Motivation
For reconstruction of large outdoor scenes only parts of the surface are scanned. Several surface reconstruction algorithms require a closed surface to work well or at all, however, e.g., by creating a signed distance function that needs an orientation.
Description
By integrating the camera parameters from the scan positions, we know both the local orientation of the points (pointing towards the sensor) and which space in the view frustum has been seen (and is, therefore, empty)., Cone Carving [1] is an example on how to use visibility information to reconstruct incomplete scans but cannot handle complex scenes. Occupancy grids [2] can store this seen/unseen/surface information but do not scale due to their cubic complexity. We propose to use our own DDS data structure that compresses the inherently 2D surface embedded in 3D space [3].

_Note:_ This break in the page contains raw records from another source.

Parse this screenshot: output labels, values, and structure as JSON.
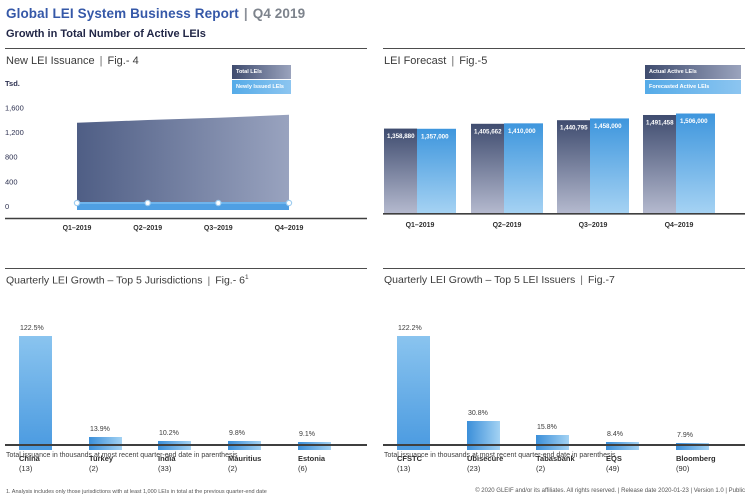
{
  "header": {
    "title": "Global LEI System Business Report",
    "sep": "|",
    "period": "Q4 2019",
    "subtitle": "Growth in Total Number of Active LEIs"
  },
  "colors": {
    "title_blue": "#3558a8",
    "period_gray": "#7d838c",
    "subtitle_navy": "#222747",
    "area_gradient_left": "#4f5e85",
    "area_gradient_right": "#99a3bf",
    "dark_bar_top": "#3f4c6f",
    "dark_bar_bottom": "#b4b9ce",
    "light_bar_top": "#3e96dd",
    "light_bar_bottom": "#a5d2f3",
    "issuance_band_blue": "#4f9fe3",
    "growth_bar_blue": "#4a9ae0",
    "axis_dark": "#3f3f3f"
  },
  "panels": {
    "fig4": {
      "title": "New LEI Issuance",
      "sep": "|",
      "fig": "Fig.- 4",
      "fig_sup": ""
    },
    "fig5": {
      "title": "LEI Forecast",
      "sep": "|",
      "fig": "Fig.-5",
      "fig_sup": ""
    },
    "fig6": {
      "title": "Quarterly LEI Growth – Top 5 Jurisdictions",
      "sep": "|",
      "fig": "Fig.- 6",
      "fig_sup": "1",
      "note": "Total issuance in thousands at most recent quarter-end date in parenthesis"
    },
    "fig7": {
      "title": "Quarterly LEI Growth – Top 5 LEI Issuers",
      "sep": "|",
      "fig": "Fig.-7",
      "fig_sup": "",
      "note": "Total issuance in thousands at most recent quarter-end date in parenthesis"
    }
  },
  "chart_data": [
    {
      "id": "fig4",
      "type": "area",
      "title": "New LEI Issuance | Fig.- 4",
      "ylabel": "Tsd.",
      "categories": [
        "Q1–2019",
        "Q2–2019",
        "Q3–2019",
        "Q4–2019"
      ],
      "yticks": [
        {
          "label": "1,600",
          "value": 1600
        },
        {
          "label": "1,200",
          "value": 1200
        },
        {
          "label": "800",
          "value": 800
        },
        {
          "label": "400",
          "value": 400
        },
        {
          "label": "0",
          "value": 0
        }
      ],
      "ylim": [
        0,
        1600
      ],
      "legend_position": "top-right",
      "series": [
        {
          "name": "Total LEIs",
          "style": "dark",
          "values": [
            1358.88,
            1405.662,
            1440.795,
            1491.458
          ]
        },
        {
          "name": "Newly Issued LEIs",
          "style": "light",
          "values": [
            50,
            50,
            50,
            50
          ]
        }
      ]
    },
    {
      "id": "fig5",
      "type": "bar",
      "title": "LEI Forecast | Fig.-5",
      "categories": [
        "Q1–2019",
        "Q2–2019",
        "Q3–2019",
        "Q4–2019"
      ],
      "ylim": [
        535000,
        1550000
      ],
      "legend_position": "top-right",
      "series": [
        {
          "name": "Actual Active LEIs",
          "style": "dark",
          "values": [
            1358880,
            1405662,
            1440795,
            1491458
          ],
          "labels": [
            "1,358,880",
            "1,405,662",
            "1,440,795",
            "1,491,458"
          ]
        },
        {
          "name": "Forecasted Active LEIs",
          "style": "light",
          "values": [
            1357000,
            1410000,
            1458000,
            1506000
          ],
          "labels": [
            "1,357,000",
            "1,410,000",
            "1,458,000",
            "1,506,000"
          ]
        }
      ]
    },
    {
      "id": "fig6",
      "type": "bar",
      "title": "Quarterly LEI Growth – Top 5 Jurisdictions | Fig.- 6",
      "categories": [
        "China",
        "Turkey",
        "India",
        "Mauritius",
        "Estonia"
      ],
      "category_counts": [
        "(13)",
        "(2)",
        "(33)",
        "(2)",
        "(6)"
      ],
      "values": [
        122.5,
        13.9,
        10.2,
        9.8,
        9.1
      ],
      "value_labels": [
        "122.5%",
        "13.9%",
        "10.2%",
        "9.8%",
        "9.1%"
      ],
      "ylim": [
        0,
        130
      ],
      "note": "Total issuance in thousands at most recent quarter-end date in parenthesis"
    },
    {
      "id": "fig7",
      "type": "bar",
      "title": "Quarterly LEI Growth – Top 5 LEI Issuers | Fig.-7",
      "categories": [
        "CFSTC",
        "Ubisecure",
        "Tabasbank",
        "EQS",
        "Bloomberg"
      ],
      "category_counts": [
        "(13)",
        "(23)",
        "(2)",
        "(49)",
        "(90)"
      ],
      "values": [
        122.2,
        30.8,
        15.8,
        8.4,
        7.9
      ],
      "value_labels": [
        "122.2%",
        "30.8%",
        "15.8%",
        "8.4%",
        "7.9%"
      ],
      "ylim": [
        0,
        130
      ],
      "note": "Total issuance in thousands at most recent quarter-end date in parenthesis"
    }
  ],
  "footer": {
    "footnote": "1. Analysis includes only those jurisdictions with at least 1,000 LEIs in total at the previous quarter-end date",
    "copyright": "© 2020 GLEIF and/or its affiliates. All rights reserved.  |  Release date 2020-01-23  |  Version 1.0  |  Public"
  }
}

[1] https://dl.acm.org/doi/abs/10.1145/1866158.1866176
[2] https://ieeexplore.ieee.org/stamp/stamp.jsp?arnumber=30720
[3] https://www.cg.tuwien.ac.at/research/publications/2021/Radwan_2021_Occ/…
Tasks (depending on PR/BA/DA and number of students)
- Fast integration depth images from scan positions into the DDS (on the GPU), augmented by a quadtree map for fast access
- Implement a distance function query to find the closest surface element from a given position in space
- Use orientation from points towards scan position to create a globally consistent orientation for the seen space
- Apply a reconstruction algorithm, e.g., Poisson Reconstruction [4]
Evaluate the results comparing with state-of-the-art surface reconstruction algorithms for large outdoor scenes
Requirements
- Knowledge of English language (source code comments and final report have to be in English)
- Knowledge of C++ is necessary, experience on CUDA or parallel programming a plus
Environment
The project should be implemented platform independent (Linux, Windows).
A bonus of €500/€1000 if completed to satisfaction within an agreed time-frame of 6/12 months (PR/BA or DA)